Stop Acting Your Age, Start Living Your Life
Dr. David Demko, who holds certifications in gerontology and retirement planning, thinks Boomers—otherwise known as people born between 1946 and 1964—have a lot to learn if they are to live longer, healthier, and happier lives, and he is more than willing to teach them. In fact, in this breezy little book, Demko urges Boomers to become “Zoomers,” a term the author coined to represent what he calls “Boomers with ZIP!”
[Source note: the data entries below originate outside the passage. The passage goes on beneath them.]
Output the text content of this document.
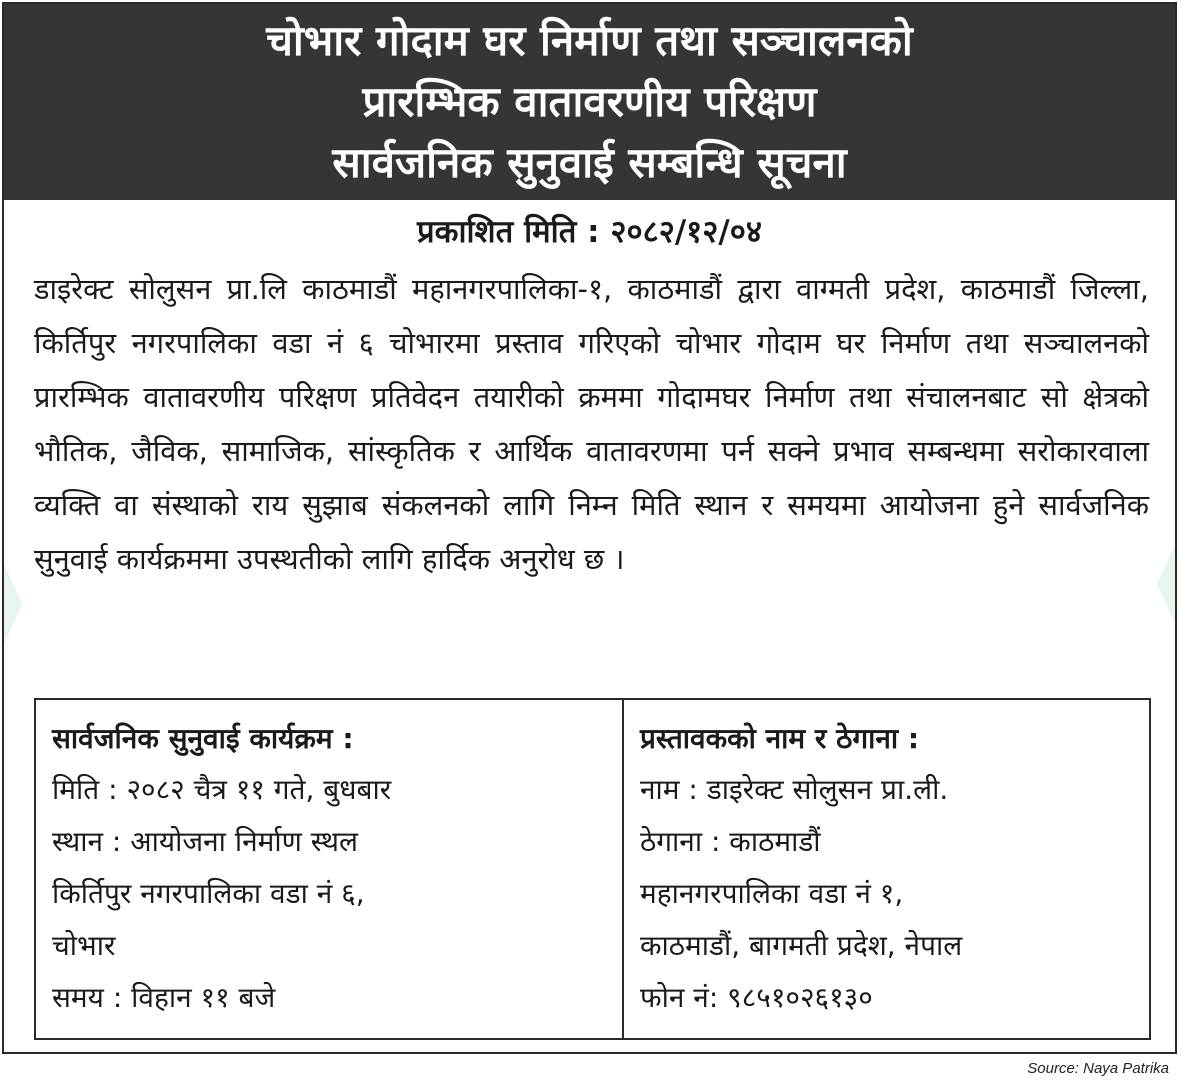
चोभार गोदाम घर निर्माण तथा सञ्चालनको
प्रारम्भिक वातावरणीय परिक्षण
सार्वजनिक सुनुवाई सम्बन्धि सूचना
प्रकाशित मिति : २०८२/१२/०४
डाइरेक्ट सोलुसन प्रा.लि काठमाडौं महानगरपालिका-१, काठमाडौं द्वारा वाग्मती प्रदेश, काठमाडौं जिल्ला, किर्तिपुर नगरपालिका वडा नं ६ चोभारमा प्रस्ताव गरिएको चोभार गोदाम घर निर्माण तथा सञ्चालनको प्रारम्भिक वातावरणीय परिक्षण प्रतिवेदन तयारीको क्रममा गोदामघर निर्माण तथा संचालनबाट सो क्षेत्रको भौतिक, जैविक, सामाजिक, सांस्कृतिक र आर्थिक वातावरणमा पर्न सक्ने प्रभाव सम्बन्धमा सरोकारवाला व्यक्ति वा संस्थाको राय सुझाब संकलनको लागि निम्न मिति स्थान र समयमा आयोजना हुने सार्वजनिक सुनुवाई कार्यक्रममा उपस्थतीको लागि हार्दिक अनुरोध छ ।
सार्वजनिक सुनुवाई कार्यक्रम :
मिति : २०८२ चैत्र ११ गते, बुधबार
स्थान : आयोजना निर्माण स्थल
किर्तिपुर नगरपालिका वडा नं ६,
चोभार
समय : विहान ११ बजे
प्रस्तावकको नाम र ठेगाना :
नाम : डाइरेक्ट सोलुसन प्रा.ली.
ठेगाना : काठमाडौं
महानगरपालिका वडा नं १,
काठमाडौं, बागमती प्रदेश, नेपाल
फोन नं: ९८५१०२६१३०
Source: Naya Patrika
Demko concentrates on nine traits he says Boomers can acquire to turn themselves into Zoomers: Food Fitness, Brain Fitness, Physical Fitness, Social Fitness, Identity Fitness, Spiritual Fitness, Retirement Readiness, Intellectual Fitness, and Constantly Curious. He devotes one chapter to each, providing quick doses of advice followed by additional reading recommendations. In the chapter on food fitness, for example, Demko offers the reader a “food fitness IQ” exercise, along with an overview of nutrition terminology, a six-step plan toward health maintenance, and a collection of eight weight-management concepts.
Enhancing the content are the profiles of thirteen Zoomers whose “stories of courage, innovation and hope have been a continuing source of inspiration” to the author. Indeed, some of the stories are absolutely remarkable. Michael Flynt, for instance, returns to finish his college degree and actually plays on the school’s football team—at the age of fifty-nine. Sue Mead, age sixty, fulfills a lifelong dream and becomes the first woman to compete as a race car driver in a sixteen-day, 5,903-mile race called the Dakar Rally. Obviously, Demko intends these stories to illustrate that life isn’t over even as a Boomer ages.
Demko is nothing if not encouraging, informing Boomers that “80 percent of longevity (how long you will live) is determined by lifestyle factors, not the aging process.” The advice he conveys in this volume, based on a decade of research, is clearly designed to target lifestyle and to convince baby boomers that retirement is not so much a stage of life as it is a state of mind.
Many books aimed at the large, aging baby-boom population have been published recently, so this work joins a crowded field. Such texts tend to delve deeply into financial requirements for retirement, or they explore specific options baby boomers should consider to keep themselves occupied in their later years. Dr. Demko’s approach is refreshingly different; rather than preach about one particular aspect of aging, the author covers the entire spectrum of how to be a “Boomer with ZIP.” He prescribes a formula that, if followed, has the potential to improve every Boomer’s quality of life during the aging process. Stop Acting Your Age, Start Living Your Life is a valuable addition to baby-boom literature.